The collar was made of coarsely wrought iron. Dull and chafing, hammered on with a bolt and tethered to a stout post in the hold by a chain through a ring. It was loose enough that it sat on my collarbones, but I still felt like I was choking. My people were fiercely protective of our freedom. To be a freeman or freewoman was to have status in the tribe. Respect.
I crouched in the darkness of the hold, the mingled stench of fish-rot, mildew, sweat, and fear clogging my nostrils. My boots were soaked through with river water, and my feet had gone numb because of it. I slid the boots off and put them aside, rubbing my cramped toes between my palms. By the light of a single, swinging lantern that guttered and smoked, I could make out a handful of others chained, like I was, to posts. Men and women, most of them young or at least not old, all of them able-bodied. The dark-haired man was clearly a discerning trader. And a thief. The people in the hold of that ship—myself included—hadn’t been bartered for or bought in Durovernum. We’d just been taken, like cattle in a raid. But by the time the sun rose and any of their masters noticed they were missing, the slave galley would be safely down the river and sailing out to sea, on its way to make the channel crossing to Gaul.
And taking me along with it.
I stared at the swinging lantern and thought of the ones hanging in my house. Just like one of Sorcha’s lamps, I was about to travel across the world, to a place where I would be sold for a handful of coins. Something brushed against my ankle, and I jumped, shuddering, as the eyes of a rat flashed up at me, red and gleaming in the dimness. I tucked my cloak tighter around my legs and feet. Time passed with the rocking of the ship and the stink of rank seawater sloshing. I heard the hard snap of canvas sails in a freshening wind, and a leaden weight of despair made my heart sink. I knew we must have reached the mouth of the river where it emptied into the sea.

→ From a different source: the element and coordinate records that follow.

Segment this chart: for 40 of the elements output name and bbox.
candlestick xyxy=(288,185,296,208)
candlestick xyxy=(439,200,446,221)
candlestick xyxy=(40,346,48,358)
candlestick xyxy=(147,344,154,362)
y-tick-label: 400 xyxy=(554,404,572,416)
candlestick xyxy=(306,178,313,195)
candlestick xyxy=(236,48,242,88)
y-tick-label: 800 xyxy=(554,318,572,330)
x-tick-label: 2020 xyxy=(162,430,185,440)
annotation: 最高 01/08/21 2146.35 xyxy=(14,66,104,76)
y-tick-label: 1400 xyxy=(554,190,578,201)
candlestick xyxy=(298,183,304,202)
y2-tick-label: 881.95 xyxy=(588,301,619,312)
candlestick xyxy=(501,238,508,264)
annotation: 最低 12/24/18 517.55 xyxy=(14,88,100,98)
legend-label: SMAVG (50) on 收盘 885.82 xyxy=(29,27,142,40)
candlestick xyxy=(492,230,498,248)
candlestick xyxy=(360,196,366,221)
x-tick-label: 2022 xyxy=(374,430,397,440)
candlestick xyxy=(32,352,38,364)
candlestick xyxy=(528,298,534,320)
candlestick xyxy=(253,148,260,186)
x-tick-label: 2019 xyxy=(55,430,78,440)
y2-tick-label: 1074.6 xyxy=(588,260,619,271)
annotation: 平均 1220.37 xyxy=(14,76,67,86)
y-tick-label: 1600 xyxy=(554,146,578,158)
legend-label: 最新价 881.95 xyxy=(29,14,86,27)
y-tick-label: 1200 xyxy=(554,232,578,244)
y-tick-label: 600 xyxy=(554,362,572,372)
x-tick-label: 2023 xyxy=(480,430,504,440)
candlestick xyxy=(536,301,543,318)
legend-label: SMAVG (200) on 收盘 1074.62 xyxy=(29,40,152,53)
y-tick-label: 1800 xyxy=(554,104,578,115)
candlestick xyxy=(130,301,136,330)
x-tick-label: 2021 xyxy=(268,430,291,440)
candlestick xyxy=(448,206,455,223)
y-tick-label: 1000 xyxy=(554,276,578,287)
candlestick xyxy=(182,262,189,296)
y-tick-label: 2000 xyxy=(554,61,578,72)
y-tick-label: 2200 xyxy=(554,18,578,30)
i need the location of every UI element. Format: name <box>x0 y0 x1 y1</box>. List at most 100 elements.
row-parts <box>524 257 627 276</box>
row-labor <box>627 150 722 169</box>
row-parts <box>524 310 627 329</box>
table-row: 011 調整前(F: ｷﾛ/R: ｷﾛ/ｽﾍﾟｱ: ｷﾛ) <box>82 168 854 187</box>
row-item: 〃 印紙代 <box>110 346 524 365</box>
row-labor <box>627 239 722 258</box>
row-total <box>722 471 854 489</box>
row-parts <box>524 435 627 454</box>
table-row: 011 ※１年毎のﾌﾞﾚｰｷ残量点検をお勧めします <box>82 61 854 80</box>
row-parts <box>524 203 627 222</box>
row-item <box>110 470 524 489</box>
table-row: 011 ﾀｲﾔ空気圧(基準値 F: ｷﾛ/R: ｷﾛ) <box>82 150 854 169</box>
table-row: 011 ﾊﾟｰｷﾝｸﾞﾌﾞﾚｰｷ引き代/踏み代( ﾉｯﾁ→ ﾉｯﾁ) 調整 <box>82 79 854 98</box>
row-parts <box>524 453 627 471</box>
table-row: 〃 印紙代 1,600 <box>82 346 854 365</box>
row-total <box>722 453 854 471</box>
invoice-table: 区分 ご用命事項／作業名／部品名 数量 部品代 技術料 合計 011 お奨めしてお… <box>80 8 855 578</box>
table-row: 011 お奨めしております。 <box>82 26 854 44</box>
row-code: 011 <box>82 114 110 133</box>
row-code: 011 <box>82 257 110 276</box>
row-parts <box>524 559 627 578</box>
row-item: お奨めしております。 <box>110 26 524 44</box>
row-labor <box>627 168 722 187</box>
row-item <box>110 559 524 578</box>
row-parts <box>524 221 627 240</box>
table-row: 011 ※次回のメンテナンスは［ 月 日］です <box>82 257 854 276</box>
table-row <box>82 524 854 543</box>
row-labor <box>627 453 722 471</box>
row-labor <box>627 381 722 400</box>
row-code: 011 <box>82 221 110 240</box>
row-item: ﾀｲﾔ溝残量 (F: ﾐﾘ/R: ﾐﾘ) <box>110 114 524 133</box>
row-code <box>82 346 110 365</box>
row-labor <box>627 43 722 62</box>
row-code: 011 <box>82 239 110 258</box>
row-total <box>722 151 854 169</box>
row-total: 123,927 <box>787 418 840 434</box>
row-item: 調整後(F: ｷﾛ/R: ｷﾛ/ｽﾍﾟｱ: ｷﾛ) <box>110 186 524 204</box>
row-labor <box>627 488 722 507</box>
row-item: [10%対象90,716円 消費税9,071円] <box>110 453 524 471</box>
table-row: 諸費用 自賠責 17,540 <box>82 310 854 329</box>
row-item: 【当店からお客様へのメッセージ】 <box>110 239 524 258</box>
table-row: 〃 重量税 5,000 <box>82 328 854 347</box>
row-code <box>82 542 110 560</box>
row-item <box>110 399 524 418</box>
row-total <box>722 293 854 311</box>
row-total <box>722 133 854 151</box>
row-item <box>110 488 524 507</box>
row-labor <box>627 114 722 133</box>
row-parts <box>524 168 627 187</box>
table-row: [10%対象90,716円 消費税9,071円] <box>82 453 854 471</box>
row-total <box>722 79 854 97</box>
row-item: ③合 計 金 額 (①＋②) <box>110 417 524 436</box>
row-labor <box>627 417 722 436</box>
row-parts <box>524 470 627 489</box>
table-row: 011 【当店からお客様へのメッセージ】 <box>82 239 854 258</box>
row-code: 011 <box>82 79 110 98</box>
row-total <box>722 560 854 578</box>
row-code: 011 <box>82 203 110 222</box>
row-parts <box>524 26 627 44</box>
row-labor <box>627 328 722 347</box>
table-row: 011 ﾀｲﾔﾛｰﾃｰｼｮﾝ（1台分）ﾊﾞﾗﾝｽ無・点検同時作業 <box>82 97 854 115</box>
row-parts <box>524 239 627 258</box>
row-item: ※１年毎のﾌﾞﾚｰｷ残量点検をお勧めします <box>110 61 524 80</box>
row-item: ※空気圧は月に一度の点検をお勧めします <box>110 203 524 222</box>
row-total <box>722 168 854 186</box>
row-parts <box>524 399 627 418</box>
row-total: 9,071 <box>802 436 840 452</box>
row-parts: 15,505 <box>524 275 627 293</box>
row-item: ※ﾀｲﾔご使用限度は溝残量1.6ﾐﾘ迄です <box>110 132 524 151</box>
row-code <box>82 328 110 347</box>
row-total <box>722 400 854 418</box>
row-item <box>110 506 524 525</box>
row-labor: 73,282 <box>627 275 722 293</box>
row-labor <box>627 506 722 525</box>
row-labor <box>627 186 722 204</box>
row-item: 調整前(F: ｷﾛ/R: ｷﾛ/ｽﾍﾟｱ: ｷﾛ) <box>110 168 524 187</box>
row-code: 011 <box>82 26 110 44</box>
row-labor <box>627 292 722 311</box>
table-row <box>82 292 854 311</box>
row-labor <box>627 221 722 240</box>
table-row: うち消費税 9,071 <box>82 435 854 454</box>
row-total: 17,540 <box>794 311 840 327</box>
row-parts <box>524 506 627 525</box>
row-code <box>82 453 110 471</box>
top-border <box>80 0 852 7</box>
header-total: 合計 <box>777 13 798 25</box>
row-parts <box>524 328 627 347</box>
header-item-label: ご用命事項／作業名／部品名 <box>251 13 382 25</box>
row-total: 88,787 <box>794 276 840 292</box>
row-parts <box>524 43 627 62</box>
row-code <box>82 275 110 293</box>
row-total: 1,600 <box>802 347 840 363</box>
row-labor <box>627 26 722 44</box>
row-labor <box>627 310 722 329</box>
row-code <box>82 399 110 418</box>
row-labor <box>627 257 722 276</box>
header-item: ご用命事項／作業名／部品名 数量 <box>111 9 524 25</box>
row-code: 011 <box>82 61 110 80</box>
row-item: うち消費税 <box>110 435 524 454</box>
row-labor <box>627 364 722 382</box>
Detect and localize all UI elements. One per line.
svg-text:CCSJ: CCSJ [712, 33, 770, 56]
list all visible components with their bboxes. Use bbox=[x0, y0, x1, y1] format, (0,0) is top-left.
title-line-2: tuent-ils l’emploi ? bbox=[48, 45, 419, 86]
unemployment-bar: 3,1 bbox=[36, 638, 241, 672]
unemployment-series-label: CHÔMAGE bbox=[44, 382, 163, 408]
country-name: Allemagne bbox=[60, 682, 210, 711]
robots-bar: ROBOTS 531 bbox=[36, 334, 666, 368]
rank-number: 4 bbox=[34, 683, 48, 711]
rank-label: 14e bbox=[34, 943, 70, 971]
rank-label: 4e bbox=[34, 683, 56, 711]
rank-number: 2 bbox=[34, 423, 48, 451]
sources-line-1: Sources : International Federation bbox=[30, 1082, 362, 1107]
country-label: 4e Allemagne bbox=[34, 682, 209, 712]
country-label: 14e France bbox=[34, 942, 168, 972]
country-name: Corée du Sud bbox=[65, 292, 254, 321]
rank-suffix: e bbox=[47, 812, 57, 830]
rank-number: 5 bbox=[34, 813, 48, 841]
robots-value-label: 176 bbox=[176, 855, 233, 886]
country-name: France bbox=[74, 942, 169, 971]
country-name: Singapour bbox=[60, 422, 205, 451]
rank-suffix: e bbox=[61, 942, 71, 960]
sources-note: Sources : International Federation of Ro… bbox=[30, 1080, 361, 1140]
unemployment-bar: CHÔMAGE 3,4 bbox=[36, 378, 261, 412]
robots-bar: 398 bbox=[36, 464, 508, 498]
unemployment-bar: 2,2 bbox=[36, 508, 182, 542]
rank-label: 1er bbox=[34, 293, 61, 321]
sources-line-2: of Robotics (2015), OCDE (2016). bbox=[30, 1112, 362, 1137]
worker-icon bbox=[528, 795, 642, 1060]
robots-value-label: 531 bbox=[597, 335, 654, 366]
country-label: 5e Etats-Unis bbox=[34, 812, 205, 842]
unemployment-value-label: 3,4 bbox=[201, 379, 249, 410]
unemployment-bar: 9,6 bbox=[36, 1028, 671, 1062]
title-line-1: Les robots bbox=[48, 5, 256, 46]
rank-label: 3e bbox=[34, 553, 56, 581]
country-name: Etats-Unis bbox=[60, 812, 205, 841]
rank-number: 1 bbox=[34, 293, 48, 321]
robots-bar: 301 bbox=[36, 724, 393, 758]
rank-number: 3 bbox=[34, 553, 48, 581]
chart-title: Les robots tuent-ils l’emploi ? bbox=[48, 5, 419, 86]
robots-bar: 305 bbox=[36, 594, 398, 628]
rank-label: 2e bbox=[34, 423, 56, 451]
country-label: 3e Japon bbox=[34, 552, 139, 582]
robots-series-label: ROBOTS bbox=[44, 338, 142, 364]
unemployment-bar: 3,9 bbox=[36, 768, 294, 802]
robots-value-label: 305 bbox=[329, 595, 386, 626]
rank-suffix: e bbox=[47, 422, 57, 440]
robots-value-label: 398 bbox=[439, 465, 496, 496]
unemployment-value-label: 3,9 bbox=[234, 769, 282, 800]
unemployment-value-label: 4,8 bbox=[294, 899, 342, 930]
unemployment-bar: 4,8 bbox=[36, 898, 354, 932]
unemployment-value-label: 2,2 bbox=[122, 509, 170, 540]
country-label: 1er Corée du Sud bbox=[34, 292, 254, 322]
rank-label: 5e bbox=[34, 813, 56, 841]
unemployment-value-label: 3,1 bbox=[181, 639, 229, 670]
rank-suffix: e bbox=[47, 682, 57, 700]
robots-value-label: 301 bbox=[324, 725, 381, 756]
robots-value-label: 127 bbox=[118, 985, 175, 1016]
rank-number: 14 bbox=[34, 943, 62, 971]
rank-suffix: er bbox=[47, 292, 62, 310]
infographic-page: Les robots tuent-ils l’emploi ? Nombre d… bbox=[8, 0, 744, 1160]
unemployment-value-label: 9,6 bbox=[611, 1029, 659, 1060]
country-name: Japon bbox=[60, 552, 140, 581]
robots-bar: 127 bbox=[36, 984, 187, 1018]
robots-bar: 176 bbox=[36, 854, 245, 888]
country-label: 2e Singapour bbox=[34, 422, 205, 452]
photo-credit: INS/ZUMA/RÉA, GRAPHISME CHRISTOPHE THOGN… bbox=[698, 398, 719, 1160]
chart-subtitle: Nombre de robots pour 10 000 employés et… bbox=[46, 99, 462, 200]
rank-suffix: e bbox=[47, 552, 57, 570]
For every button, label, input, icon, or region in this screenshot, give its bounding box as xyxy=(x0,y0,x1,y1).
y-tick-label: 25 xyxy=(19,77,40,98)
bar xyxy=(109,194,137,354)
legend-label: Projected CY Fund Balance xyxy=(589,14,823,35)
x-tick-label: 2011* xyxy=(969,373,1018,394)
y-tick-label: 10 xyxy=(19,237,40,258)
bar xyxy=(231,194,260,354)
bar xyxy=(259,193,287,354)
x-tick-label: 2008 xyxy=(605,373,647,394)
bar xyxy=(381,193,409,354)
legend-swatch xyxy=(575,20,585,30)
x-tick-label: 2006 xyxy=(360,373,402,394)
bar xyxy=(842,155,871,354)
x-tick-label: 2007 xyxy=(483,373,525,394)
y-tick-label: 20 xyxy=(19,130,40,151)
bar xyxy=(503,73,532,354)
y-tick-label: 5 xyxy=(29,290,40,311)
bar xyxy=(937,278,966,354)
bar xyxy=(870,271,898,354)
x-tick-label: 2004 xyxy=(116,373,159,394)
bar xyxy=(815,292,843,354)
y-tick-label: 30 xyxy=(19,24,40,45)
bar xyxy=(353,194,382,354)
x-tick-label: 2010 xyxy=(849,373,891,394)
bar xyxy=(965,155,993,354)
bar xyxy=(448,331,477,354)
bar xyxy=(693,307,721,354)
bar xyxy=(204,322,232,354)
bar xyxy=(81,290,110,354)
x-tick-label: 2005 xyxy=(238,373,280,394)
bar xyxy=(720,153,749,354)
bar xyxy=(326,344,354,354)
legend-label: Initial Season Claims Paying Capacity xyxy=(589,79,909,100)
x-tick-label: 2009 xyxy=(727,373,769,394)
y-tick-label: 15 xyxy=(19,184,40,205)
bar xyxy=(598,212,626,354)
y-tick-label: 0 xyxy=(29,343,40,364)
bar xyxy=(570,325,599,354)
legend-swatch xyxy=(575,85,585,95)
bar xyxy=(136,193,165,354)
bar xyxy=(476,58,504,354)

I thought of Maelgwyn, dead in the fog.
I’m never going to see him again, I thought, and the realization hit me like a killing blow. I’d only just begun to see Mael as something more than a brother or friend, and suddenly he was gone. Gone from me forever—and not just him. My father, my tribe . . . they were all as good as dead to me. I squeezed my eyes shut, but everyone and everything I was leaving behind were there, floating like ghosts in my mind. I didn’t know what else to do, so I whispered a prayer to the Morrigan, the triple goddess of blood and battles. Maybe not the most appropriate deity, under the circumstances, but the one to whom I most often prayed. My throat was parched, and my voice, when I tried to say the first of the three names of the Raven Goddess, came out as a crow’s rasp.
“Macha . . .” I licked my lips and tried again. “Macha. Red Nemain. Badb Catha . . . hear me. Wind, carry my words. Shadows and darkness, see my plight. Let the Morrigan hear my plea. Give me strength to vanquish my enemies and wreak my vengeance . . .”
I whispered the prayer over and over again until finally I slipped into a deep, exhausted sleep.